You might think that this is where King’s story fades into pleasant-but-boring territory, but you’d be wrong.
At some point in the 1880s, he met Ada Copeland, who would become the love of his life. But she didn’t know him as Clarence King; she knew him as James Todd. Though Clarence King was white (with blue eyes, no less), as James Todd, he claimed to be a black Pullman porter born in the West Indies. He did so because Ada herself was a black woman who had been born into slavery, and a relationship across racial lines seemed impossible.
King and Copeland eventually got married, and he built a double life for himself. He established a household in Brooklyn with Ada, living as a black man. The couple had five children. But using his “job” as a railroad porter as the reason that he was absent from home for long stretches, traveling on geological expeditions or rubbing elbows at the Century Club with the rich and famous.
Though his marriage seemed happy, a double life was expensive; in order to maintain two lavish households, he went deep into debt, borrowing money from banks and wealthy friends.

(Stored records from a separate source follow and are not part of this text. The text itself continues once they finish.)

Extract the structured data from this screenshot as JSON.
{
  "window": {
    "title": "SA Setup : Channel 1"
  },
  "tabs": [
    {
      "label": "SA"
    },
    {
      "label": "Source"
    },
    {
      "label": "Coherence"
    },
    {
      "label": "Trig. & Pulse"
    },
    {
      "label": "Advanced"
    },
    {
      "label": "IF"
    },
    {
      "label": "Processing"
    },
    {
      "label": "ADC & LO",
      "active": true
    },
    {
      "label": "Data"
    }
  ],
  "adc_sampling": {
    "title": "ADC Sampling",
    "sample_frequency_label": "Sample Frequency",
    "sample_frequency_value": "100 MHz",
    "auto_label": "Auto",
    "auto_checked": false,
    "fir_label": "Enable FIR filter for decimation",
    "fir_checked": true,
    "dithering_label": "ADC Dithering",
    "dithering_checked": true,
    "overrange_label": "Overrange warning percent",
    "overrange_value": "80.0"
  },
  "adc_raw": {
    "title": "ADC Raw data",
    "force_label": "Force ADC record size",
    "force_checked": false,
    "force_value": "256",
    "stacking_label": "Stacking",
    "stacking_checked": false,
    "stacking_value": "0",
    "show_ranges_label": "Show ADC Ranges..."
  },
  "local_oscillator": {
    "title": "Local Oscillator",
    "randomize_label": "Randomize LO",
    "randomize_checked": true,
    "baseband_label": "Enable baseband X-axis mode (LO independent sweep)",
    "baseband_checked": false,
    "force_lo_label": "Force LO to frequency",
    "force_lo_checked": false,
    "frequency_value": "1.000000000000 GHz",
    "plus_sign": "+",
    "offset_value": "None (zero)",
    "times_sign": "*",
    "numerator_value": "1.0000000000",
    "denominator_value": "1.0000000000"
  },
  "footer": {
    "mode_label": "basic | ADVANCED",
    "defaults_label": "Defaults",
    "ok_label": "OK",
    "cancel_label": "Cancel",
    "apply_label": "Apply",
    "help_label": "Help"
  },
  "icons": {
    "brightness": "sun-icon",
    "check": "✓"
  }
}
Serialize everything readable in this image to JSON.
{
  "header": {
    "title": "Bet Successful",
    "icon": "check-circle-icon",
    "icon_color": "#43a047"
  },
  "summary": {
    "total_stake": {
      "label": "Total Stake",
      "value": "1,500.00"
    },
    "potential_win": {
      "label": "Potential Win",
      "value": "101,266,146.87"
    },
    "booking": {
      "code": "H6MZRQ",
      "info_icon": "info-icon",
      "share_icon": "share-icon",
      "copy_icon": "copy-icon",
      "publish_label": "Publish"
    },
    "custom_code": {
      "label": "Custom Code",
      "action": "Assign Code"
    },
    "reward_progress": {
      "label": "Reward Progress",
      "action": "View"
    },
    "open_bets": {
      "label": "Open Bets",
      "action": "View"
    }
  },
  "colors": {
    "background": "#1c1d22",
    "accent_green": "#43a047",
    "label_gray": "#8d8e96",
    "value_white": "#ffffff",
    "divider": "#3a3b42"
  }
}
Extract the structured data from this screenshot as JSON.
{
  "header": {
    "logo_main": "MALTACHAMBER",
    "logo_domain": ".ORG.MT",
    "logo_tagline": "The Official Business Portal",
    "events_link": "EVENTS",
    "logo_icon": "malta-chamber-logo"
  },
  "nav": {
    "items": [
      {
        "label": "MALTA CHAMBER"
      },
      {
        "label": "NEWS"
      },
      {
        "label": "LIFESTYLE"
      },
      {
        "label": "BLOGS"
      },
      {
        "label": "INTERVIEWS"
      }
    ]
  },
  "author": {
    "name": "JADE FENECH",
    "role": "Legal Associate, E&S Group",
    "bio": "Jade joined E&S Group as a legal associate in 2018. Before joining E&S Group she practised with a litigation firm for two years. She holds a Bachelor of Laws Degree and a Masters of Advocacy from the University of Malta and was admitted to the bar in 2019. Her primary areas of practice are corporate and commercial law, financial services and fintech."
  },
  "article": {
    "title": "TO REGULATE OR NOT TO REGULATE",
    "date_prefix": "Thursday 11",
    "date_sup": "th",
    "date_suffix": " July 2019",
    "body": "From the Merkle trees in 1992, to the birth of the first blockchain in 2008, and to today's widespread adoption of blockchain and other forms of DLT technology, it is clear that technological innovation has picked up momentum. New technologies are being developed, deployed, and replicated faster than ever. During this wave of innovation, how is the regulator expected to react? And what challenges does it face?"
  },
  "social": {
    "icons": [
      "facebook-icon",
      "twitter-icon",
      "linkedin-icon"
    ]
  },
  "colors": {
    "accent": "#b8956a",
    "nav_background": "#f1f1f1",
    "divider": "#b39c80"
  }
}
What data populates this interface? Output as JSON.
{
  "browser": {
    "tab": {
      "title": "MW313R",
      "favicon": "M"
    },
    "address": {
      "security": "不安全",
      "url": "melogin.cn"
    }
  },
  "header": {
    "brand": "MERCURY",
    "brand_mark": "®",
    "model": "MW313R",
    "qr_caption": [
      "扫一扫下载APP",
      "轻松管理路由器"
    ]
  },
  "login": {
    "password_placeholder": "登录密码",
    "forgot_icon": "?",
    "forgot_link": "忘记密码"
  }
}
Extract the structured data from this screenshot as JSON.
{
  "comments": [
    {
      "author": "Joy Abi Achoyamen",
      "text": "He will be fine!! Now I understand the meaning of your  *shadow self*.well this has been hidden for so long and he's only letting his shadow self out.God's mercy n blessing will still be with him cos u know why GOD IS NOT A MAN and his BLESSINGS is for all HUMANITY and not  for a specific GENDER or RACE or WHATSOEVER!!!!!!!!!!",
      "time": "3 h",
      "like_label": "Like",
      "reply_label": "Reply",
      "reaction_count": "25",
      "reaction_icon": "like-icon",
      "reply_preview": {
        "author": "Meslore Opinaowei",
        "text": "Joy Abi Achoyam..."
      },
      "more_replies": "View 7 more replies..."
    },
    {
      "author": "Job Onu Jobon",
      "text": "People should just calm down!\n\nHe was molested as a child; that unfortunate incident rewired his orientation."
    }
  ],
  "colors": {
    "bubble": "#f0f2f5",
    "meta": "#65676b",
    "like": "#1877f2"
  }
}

King didn’t live to an old age; he became sickly in his 50s, and eventually died of tuberculosis while on a trip to Arizona. On his deathbed, he confessed to Ada that he had been married for 13 years to a famous white scientist named Clarence King. She apparently had no idea.
For her part, Ada would outlive her husband by more than 60 years. She died at 103, one of the last living former slaves in America, just a couple of months before the passage of the Civil Rights Act of 1964.
What should we make of the intertwining lives of Asbury Harpending and Clarence King? They certainly weren’t dull, and in many ways they illustrated truths about America — and especially the West — in the late 19th century.
The West was a land of opportunity where enterprising men could enrich (and impoverish) themselves with alarming speed. This meant it was also full of scams and speculation, and the hoax that fooled Harpending is a perfect example of the spirit of the age. King’s scientific exploits represent one of the most noble pursuits of the period, the quest to understand nature systematically. But these expeditions were undertaken with the sense that, by understanding nature, Americans could dominate it in some way. And King’s personal life was tangled up in the country’s pathologies over race; he was unable to bridge his personal and professional lives because white Americans were unwilling to value their black countrymen.
It’s hard to think of people whose lives illustrate 19th-century America quite so much as those of Asbury Harpending and Clarence King. Their stories are a characteristically Western mix of science, speculation, and exploitation — all in the service of American mythmaking.